Since oxygen in oxides has valency of $$2$$, then the formula of unknown zirconium oxide is $$\ce{ZrO2}$$.

By 'volatile chloride', are they referring to zirconium oxide or something else?

No, they refer to zirconium chloride $$\ce{ZrCl4}$$. They mention volatility probably to underline how zirconium and hafnium are separated — by differences in sublimation of their volatile compounds.

Also, by the statement 'assuming that zirconium in the oxide has the same valency' are they saying that zirconium has the same valency as chlorine (i.e. -1)?

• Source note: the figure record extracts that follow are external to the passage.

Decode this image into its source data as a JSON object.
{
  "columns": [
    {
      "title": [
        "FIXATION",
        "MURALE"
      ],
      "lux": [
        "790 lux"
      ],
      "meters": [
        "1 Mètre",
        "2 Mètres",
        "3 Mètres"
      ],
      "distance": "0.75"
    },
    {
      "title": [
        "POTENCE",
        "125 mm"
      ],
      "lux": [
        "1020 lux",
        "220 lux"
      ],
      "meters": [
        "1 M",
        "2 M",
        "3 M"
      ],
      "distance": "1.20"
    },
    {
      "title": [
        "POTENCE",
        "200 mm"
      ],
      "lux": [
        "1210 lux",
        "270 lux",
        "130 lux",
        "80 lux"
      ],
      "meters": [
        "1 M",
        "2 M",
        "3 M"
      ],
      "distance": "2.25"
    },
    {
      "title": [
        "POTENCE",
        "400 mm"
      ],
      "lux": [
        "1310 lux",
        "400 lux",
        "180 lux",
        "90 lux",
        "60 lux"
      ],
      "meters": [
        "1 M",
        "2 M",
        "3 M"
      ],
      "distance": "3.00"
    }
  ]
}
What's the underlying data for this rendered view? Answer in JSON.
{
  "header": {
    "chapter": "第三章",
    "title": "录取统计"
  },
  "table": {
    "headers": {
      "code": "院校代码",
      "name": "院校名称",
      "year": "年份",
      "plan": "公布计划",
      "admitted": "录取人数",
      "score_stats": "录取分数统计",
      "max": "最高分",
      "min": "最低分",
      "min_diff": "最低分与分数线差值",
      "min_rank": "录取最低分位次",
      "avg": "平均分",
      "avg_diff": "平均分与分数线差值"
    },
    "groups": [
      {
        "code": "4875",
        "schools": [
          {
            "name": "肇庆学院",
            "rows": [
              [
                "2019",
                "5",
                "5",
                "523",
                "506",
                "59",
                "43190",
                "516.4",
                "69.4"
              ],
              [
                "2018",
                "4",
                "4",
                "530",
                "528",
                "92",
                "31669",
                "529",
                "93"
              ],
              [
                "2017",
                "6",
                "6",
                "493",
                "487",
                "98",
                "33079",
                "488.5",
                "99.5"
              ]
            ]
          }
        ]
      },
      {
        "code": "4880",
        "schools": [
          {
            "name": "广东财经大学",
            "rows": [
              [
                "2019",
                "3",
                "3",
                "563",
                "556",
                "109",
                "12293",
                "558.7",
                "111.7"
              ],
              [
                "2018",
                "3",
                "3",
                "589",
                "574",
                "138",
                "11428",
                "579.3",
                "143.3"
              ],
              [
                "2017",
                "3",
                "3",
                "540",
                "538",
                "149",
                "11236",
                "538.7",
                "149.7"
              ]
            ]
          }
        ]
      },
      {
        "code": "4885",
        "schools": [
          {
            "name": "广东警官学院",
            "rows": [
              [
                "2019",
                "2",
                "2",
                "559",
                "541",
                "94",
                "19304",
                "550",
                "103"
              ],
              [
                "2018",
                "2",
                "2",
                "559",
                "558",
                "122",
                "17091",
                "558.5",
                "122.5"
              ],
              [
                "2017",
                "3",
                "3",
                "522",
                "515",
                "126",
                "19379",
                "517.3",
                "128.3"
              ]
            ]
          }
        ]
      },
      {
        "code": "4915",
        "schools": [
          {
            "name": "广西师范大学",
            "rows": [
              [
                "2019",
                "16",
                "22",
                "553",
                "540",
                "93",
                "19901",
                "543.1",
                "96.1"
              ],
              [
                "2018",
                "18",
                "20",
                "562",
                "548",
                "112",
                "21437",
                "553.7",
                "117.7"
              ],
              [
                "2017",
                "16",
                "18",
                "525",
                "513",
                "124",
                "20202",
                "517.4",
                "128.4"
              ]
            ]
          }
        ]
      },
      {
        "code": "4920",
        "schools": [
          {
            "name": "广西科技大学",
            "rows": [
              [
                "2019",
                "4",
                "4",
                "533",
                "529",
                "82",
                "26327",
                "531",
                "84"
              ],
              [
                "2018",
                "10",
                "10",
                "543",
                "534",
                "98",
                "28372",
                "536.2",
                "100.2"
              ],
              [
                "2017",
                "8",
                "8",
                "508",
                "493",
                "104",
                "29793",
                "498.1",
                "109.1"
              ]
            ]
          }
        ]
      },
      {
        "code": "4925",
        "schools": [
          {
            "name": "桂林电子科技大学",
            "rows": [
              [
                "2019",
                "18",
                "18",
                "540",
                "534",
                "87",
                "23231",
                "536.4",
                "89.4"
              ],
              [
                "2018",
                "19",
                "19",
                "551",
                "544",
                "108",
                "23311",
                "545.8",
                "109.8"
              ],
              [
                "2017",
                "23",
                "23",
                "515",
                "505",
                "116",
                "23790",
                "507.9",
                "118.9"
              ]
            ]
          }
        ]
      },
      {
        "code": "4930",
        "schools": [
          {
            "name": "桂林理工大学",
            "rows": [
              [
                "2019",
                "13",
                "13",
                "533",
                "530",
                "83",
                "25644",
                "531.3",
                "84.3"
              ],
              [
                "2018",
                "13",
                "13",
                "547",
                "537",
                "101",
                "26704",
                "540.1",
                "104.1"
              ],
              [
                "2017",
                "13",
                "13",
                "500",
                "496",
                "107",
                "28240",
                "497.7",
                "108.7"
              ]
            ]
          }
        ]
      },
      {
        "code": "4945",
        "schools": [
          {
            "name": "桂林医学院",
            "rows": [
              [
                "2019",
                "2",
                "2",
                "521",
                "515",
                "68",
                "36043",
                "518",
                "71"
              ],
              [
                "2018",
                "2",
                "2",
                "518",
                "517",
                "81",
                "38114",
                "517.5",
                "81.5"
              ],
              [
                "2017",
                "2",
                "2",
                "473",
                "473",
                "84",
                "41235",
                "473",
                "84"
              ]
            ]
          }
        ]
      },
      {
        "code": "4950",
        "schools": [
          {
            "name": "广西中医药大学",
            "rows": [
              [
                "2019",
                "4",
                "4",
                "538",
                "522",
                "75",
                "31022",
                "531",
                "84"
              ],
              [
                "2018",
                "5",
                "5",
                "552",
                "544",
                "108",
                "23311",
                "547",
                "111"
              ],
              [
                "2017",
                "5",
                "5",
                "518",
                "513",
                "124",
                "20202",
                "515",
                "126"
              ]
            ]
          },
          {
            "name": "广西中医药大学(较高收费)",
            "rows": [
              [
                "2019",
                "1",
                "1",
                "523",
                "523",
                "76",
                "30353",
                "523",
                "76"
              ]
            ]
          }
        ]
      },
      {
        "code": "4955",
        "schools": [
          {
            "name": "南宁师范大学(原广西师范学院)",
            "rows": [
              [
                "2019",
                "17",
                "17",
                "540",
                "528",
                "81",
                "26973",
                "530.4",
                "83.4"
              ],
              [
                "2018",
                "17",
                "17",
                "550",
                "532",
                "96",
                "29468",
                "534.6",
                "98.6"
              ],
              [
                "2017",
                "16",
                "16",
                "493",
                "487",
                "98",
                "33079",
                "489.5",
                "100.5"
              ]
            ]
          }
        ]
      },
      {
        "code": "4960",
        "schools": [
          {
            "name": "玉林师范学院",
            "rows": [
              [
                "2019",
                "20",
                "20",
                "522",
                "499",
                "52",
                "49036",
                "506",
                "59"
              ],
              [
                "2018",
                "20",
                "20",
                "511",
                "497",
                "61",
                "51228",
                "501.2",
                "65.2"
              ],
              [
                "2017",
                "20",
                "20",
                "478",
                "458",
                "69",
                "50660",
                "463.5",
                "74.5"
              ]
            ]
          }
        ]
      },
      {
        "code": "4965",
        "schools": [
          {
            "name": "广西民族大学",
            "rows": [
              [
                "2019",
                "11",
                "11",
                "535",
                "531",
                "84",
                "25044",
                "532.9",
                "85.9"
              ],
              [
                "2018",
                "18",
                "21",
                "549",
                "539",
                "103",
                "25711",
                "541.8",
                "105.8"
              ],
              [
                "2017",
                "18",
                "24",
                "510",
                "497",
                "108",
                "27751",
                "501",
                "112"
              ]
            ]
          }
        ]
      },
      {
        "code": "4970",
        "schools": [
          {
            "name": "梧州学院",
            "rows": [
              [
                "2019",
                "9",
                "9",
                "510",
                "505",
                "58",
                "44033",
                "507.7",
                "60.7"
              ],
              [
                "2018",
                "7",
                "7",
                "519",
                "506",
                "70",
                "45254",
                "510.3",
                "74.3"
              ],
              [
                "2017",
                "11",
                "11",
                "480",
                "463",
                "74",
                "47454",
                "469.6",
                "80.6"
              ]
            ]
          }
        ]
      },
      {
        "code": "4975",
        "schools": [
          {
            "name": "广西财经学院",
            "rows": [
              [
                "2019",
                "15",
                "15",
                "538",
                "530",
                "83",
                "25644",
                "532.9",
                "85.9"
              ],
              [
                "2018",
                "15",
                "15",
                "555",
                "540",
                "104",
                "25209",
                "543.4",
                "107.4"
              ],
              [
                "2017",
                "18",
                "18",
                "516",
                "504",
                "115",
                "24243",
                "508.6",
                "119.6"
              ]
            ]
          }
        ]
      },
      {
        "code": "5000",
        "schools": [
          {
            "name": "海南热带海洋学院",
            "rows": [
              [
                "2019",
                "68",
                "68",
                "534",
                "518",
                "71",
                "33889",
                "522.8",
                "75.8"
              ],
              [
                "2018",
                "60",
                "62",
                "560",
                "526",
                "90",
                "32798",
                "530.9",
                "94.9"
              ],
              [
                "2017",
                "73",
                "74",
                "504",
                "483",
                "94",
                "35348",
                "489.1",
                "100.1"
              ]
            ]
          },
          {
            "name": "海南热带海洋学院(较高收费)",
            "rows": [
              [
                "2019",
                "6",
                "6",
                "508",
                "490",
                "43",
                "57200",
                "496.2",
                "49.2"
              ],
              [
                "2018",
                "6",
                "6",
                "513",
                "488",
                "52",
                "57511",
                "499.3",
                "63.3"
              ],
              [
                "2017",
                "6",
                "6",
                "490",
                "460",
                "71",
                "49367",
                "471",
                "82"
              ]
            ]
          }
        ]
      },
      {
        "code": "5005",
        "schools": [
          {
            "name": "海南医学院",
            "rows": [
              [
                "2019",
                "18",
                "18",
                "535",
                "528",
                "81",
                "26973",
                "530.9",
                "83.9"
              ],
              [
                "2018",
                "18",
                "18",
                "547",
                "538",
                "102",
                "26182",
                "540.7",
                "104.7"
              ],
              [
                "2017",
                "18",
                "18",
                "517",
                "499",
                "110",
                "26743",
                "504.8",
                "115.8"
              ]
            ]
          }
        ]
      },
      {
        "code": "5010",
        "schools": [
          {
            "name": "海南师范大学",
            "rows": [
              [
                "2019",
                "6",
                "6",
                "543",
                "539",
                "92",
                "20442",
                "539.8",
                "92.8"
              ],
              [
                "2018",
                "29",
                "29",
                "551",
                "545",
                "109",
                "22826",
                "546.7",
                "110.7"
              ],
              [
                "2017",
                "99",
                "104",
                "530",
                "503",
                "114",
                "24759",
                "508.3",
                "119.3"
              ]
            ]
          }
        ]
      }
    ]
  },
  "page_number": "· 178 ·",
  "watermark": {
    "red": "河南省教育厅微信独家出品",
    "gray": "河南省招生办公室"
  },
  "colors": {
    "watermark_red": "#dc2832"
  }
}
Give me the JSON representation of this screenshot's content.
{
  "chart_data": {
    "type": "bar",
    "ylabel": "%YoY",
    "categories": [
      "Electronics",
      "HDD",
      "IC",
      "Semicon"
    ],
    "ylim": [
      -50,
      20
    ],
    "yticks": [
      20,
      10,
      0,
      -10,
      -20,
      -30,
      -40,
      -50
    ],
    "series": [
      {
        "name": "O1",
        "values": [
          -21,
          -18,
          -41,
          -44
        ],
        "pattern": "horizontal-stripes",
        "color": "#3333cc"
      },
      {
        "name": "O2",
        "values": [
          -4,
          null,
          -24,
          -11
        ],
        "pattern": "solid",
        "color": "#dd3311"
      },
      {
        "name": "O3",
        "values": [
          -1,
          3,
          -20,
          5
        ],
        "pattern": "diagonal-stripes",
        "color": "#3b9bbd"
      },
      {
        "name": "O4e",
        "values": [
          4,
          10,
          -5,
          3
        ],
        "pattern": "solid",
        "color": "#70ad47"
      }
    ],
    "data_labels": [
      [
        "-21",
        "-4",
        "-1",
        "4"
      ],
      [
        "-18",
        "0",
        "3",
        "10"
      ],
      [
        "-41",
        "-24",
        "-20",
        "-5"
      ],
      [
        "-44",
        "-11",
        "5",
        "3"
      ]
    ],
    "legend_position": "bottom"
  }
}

No, this means that zirconium in both oxide $$\ce{ZrO2}$$ and chloride $$\ce{ZrCl4}$$ has the same valency.

• I'll point out that $\ce{^{12}C}$ wasn't chosen as the standard until the 1960's in the 20th century. – MaxW Feb 13 '19 at 6:07
• @MaxW You are correct, I didn't want to overload the answer with obsolete standards and took the modern one. Even if you take former $\ce{^{16}O}$ standard, it wouldn't change the answer, but would cause unnecessary confusion IMO. – andselisk Feb 13 '19 at 6:11

It is always helpful if you also cite the reference from which you are quoting the question. The "relative weight" is old terminology which you will find in 19th-century chemistry textbooks which is the same as molecular weight. Since nobody could determine absolute weights (and the practice still continues), the term relative is added. All atomic weights quoted today are also relative but the word relative is often omitted today and perhaps taken for granted. I am adding a screenshot of an early 20th-century book, Introduction to inorganic chemistry By Alexander Smith

The second part "Assuming that zirconium in the oxide has the same valency" simply implies that the oxidation state of Zr in the chloride is the same as the oxide. This helped the chemists in the laws of definite proportions.